By Sophie Jamieson | The Telegraph
Driverless cars could be on our roads within the decade. Some of the technology is already out there, from automatic brakes to cruise control to warnings when a car drifts out of its lane.
But if the idea of travelling at 70mph in a vehicle controlled by a computer, rather than a person, scares you, it shouldn’t. An estimated 90pc of road accidents are the result of driver error. Eliminate the driver, and you eliminate the error – or so the theory goes.
But that begs the question: if the risks of driving are removed, will there be any need for motor insurance?
The development of this new technology has certainly given the industry pause for thought. This week Britain’s largest motor insurer, Direct Line, described driverless cars as an emerging risk which could have “a major impact on the size and nature of the insurance market and the role of insurers”.

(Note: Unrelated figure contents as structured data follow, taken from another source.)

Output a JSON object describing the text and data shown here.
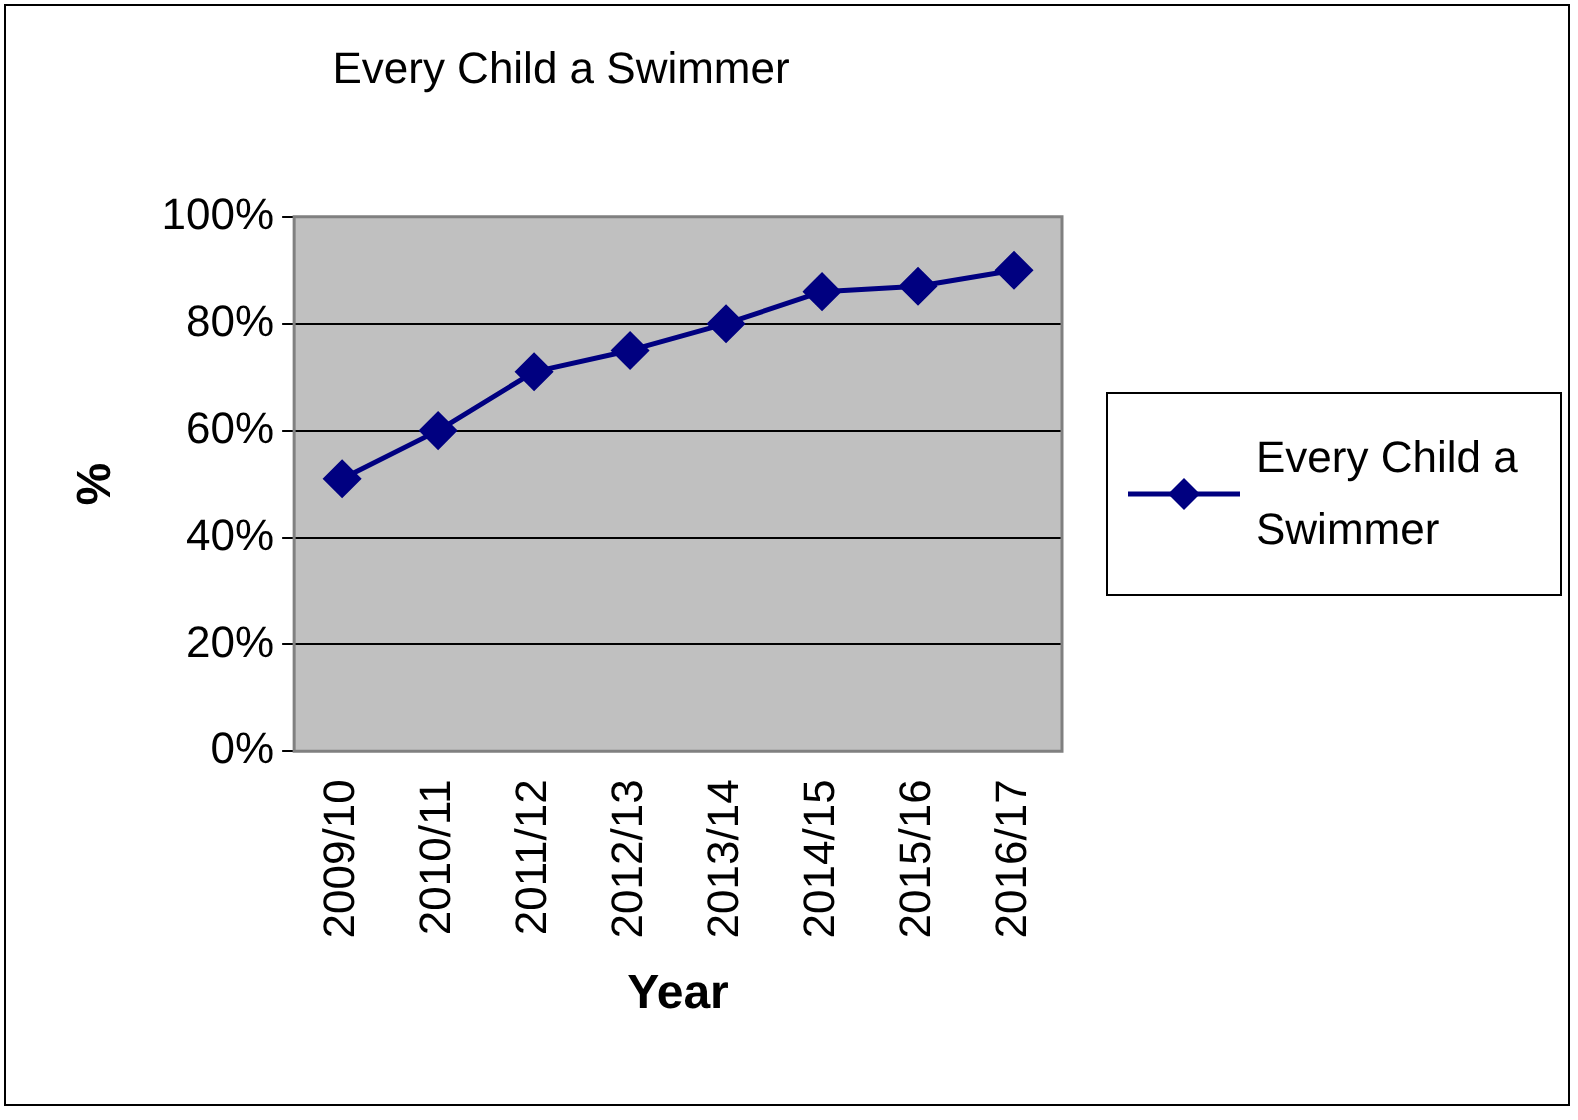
{
  "chart_data": {
    "type": "line",
    "title": "Every Child a Swimmer",
    "xlabel": "Year",
    "ylabel": "%",
    "categories": [
      "2009/10",
      "2010/11",
      "2011/12",
      "2012/13",
      "2013/14",
      "2014/15",
      "2015/16",
      "2016/17"
    ],
    "series": [
      {
        "name": "Every Child a Swimmer",
        "color": "#000080",
        "values": [
          51,
          60,
          71,
          75,
          80,
          86,
          87,
          90
        ]
      }
    ],
    "ylim": [
      0,
      100
    ],
    "yticks": [
      {
        "value": 0,
        "label": "0%"
      },
      {
        "value": 20,
        "label": "20%"
      },
      {
        "value": 40,
        "label": "40%"
      },
      {
        "value": 60,
        "label": "60%"
      },
      {
        "value": 80,
        "label": "80%"
      },
      {
        "value": 100,
        "label": "100%"
      }
    ],
    "grid": "y",
    "legend": "right",
    "marker": "diamond",
    "line_style": "solid"
  }
}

So, what does a future of driverless cars hold for the UK’s insurers?
New technology is already having a drastic effect on road safety.
Autonomous emergency braking (AEB), which stops the car before it hits another vehicle or pedestrian if the driver does not respond in time, has been proven to reduce low speed accidents by 20pc. And fewer accidents lead to lower premiums.
“Premiums always reflect the risk,” said Malcolm Tarling from the Association of British Insurers (ABI). “If the development of the technology shows significant impact and reduces risk and makes vehicles safer, then that of course will be taken into account by insurers.”
A drop in premiums might seem like bad news for motor insurers, but companies are spinning it as a new opportunity.
Direct Line chief executive Paul Geddes said driverless technology like AEB was “a good thing and will reduce accidents”.
“We want to be the insurer of choice for those types of cars, we want to be ahead of the curve. Insurers can sometimes be slow to react to these sorts of things.”
Who is responsible?
As the car gains more autonomy, the driver’s role becomes more like a pilot’s, monitoring the system and manually overriding the controls if necessary. Liability still rests ultimately with the driver.
But what happens when you cede control fully to the car? It sounds like science fiction, but in time fully automated cars with no steering wheel could be cruising down our road network.
With no individual in control of the car, it would be left to the courts to decide who is liable if an accident happens. Is it the manufacturer? The software developer? The person who serviced the car?
A Department for Transport report earlier this year said the Government would work to provide “greater certainty around criminal and civil liability in the event of an automated vehicle being in a collision.” Until then, these are all questions for insurers to consider.
The danger of hacking
While the risk from human error will decline, automation brings new risks from larger scale threats. For instance, experts have warned that driverless cars could be hacked by terrorists.
Wired magazine has even demonstrated how hackers could cause chaos. It showed how two security researchers were able to take control of a Jeep remotely and disable its engine and brakes.
That causes another liability headache for insurers. Simon Baker, head of commercial motor insurance at Axa, which is involved in testing driverless cars in the UK, said in this kind of situation, the insurer might have to pay out and later try to recover the costs.
“If you could prove that the manufacturer had been negligent, because the software is not as capable of resisting hacking as it could have been, then they may be held responsible,” Mr Baker said.
There are different ways the insurance industry could adapt to accommodate driverless vehicles, but no simple option.
“We could pass the liability straight to the manufacturer, but cars are complex things. It will not necessarily be the named manufacturer that created the part or the software that caused the accident to happen,” Mr Baker explained.
If and when fully autonomous vehicles hit our roads, one way to overcome the technical difficulties of insurance is to cover the vehicle, rather than the driver.
That would not necessarily mean one flat premium rate for every car owner. “It may be certain insurers would feel more comfortable with certain types of vehicle, or it may be that an old vehicle might be viewed as more risky or less risky,” Mr Baker said. “But it would no longer matter about the driver because there would not be one.”
Another option would be a government tax on autonomous vehicles to make sure every car is insured.
Whatever happens, as cars become more advanced, there will be a period when different insurance systems operate alongside each other, with autonomous and manual vehicles both using Britain’s roads.